Like with many other Jeep models, the Commander is usually compared to other models in the lineup. In this case, the Grand Cherokee is the most similar competition.
Competition from outside of the Jeep family typically came from the Toyota Highlander, Toyota FJ Cruiser, and Ford Edge.
One of the most common issues that the Commander has suffered from is P0507, which indicates that the engine is idling at a higher RPM than expected.

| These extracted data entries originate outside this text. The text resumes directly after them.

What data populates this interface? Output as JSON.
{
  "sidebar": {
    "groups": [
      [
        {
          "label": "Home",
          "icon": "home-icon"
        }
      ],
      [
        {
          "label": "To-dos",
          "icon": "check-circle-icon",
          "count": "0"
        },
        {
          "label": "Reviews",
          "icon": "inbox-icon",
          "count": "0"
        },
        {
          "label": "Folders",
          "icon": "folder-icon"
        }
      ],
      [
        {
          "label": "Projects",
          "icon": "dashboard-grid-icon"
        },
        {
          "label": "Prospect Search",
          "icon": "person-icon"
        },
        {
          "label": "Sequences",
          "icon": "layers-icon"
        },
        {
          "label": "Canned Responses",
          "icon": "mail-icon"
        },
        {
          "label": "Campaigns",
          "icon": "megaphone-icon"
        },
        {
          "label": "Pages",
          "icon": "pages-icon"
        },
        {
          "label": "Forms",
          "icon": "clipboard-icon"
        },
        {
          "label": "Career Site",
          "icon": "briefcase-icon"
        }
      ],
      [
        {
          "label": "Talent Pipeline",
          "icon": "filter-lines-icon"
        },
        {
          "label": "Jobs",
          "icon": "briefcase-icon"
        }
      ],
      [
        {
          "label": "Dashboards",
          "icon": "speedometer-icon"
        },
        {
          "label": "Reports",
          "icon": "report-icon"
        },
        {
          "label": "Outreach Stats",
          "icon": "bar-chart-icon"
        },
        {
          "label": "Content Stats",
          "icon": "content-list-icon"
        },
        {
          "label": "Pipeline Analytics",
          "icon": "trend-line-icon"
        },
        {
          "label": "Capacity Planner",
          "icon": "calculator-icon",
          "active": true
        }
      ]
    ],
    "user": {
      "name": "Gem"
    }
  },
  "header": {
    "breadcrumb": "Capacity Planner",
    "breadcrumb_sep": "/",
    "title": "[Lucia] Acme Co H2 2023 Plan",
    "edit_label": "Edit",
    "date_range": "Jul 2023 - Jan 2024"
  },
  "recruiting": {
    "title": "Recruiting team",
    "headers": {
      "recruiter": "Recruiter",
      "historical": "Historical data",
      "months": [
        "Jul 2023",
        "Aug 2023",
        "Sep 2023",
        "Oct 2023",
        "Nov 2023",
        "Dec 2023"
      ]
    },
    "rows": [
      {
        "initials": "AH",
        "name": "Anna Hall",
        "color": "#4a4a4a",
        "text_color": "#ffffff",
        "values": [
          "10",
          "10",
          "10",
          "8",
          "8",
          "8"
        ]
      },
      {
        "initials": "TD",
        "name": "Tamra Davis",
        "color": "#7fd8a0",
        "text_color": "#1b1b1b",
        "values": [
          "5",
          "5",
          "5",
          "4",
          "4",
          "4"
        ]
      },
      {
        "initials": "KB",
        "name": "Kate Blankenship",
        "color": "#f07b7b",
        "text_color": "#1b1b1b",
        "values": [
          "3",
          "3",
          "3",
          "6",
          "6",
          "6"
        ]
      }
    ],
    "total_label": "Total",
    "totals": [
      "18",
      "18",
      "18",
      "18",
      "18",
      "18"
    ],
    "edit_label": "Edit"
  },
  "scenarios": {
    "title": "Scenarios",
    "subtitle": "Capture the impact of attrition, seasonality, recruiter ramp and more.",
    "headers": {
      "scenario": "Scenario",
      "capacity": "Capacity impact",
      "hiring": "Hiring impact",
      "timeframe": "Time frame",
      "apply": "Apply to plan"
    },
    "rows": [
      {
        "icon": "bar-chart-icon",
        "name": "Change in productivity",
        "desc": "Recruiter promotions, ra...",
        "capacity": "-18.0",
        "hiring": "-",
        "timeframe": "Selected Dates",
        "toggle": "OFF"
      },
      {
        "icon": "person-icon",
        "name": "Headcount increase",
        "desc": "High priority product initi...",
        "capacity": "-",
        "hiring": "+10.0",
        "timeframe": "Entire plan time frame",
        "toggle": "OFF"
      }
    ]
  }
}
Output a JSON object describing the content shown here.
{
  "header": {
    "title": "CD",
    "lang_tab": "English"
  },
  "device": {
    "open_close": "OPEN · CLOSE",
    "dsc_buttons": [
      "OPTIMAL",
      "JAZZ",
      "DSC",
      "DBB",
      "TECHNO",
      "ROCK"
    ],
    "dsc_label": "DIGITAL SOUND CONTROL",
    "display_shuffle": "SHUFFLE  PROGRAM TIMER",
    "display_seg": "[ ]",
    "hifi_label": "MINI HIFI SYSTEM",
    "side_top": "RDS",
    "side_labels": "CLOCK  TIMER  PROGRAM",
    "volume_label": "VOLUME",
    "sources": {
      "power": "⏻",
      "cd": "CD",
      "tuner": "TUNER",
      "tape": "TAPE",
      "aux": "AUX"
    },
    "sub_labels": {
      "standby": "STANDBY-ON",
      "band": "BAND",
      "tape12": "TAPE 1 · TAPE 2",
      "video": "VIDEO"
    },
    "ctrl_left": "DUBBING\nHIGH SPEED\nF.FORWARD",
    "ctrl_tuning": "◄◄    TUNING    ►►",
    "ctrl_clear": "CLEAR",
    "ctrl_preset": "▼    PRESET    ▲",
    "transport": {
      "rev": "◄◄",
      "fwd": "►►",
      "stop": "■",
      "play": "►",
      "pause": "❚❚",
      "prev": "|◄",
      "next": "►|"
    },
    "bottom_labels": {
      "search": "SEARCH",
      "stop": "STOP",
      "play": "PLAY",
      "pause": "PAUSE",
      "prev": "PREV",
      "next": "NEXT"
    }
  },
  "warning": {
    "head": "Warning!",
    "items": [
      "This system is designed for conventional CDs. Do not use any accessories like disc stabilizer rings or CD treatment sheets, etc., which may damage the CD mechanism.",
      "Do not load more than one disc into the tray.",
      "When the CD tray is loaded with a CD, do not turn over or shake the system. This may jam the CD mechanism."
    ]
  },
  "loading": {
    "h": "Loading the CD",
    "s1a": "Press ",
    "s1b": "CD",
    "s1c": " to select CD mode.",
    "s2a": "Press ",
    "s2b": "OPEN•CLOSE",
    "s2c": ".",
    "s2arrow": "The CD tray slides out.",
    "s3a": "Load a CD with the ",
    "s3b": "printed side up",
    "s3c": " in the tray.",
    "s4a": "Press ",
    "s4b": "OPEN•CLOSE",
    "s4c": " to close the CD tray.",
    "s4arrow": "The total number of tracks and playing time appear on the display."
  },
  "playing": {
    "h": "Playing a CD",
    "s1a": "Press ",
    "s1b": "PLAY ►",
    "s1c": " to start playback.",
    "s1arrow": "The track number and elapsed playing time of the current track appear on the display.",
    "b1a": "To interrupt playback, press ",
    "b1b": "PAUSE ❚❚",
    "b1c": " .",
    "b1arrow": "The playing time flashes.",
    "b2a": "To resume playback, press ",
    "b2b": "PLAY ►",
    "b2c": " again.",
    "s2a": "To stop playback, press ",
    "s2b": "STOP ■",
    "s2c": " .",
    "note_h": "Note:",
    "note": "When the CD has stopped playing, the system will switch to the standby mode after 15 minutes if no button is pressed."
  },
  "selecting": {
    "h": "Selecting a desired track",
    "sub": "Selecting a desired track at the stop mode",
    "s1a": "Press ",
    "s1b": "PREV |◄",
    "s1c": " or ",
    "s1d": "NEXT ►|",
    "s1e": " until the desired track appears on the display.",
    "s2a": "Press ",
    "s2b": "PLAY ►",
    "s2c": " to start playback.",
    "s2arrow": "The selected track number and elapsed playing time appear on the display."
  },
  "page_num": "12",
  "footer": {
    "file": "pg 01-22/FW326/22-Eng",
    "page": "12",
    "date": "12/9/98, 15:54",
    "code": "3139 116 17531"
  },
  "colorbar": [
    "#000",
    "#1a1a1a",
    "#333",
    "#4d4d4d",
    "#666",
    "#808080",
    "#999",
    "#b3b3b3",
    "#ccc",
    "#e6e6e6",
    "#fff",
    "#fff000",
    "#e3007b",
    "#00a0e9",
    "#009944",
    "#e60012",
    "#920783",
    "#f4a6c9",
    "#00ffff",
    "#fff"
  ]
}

This code is commonly caused by an intake leak in the engine, causing the engine to cycle faster than intended. Of course, if the engine is not actually idling any faster than usual there could be a control module issue at play.
Fault code P0700 is another fairly commonly reported problem for the model according to owners. This code indicates that there is a malfunction in the transmission control system.
In most cases, this code requires a more advanced code scanner to pick up additional issues from the transmission. Fixing it usually requires addressing any other transmission codes that have been logged.
Another problem that has been reported commonly is P0300, which is logged when multiple random misfires have been detected.
Similar to the previous code, fixing this issue typically requires owners to first address any other codes that could influence the combustion process. However, installing new ignition coil packs is one of the best things to try first.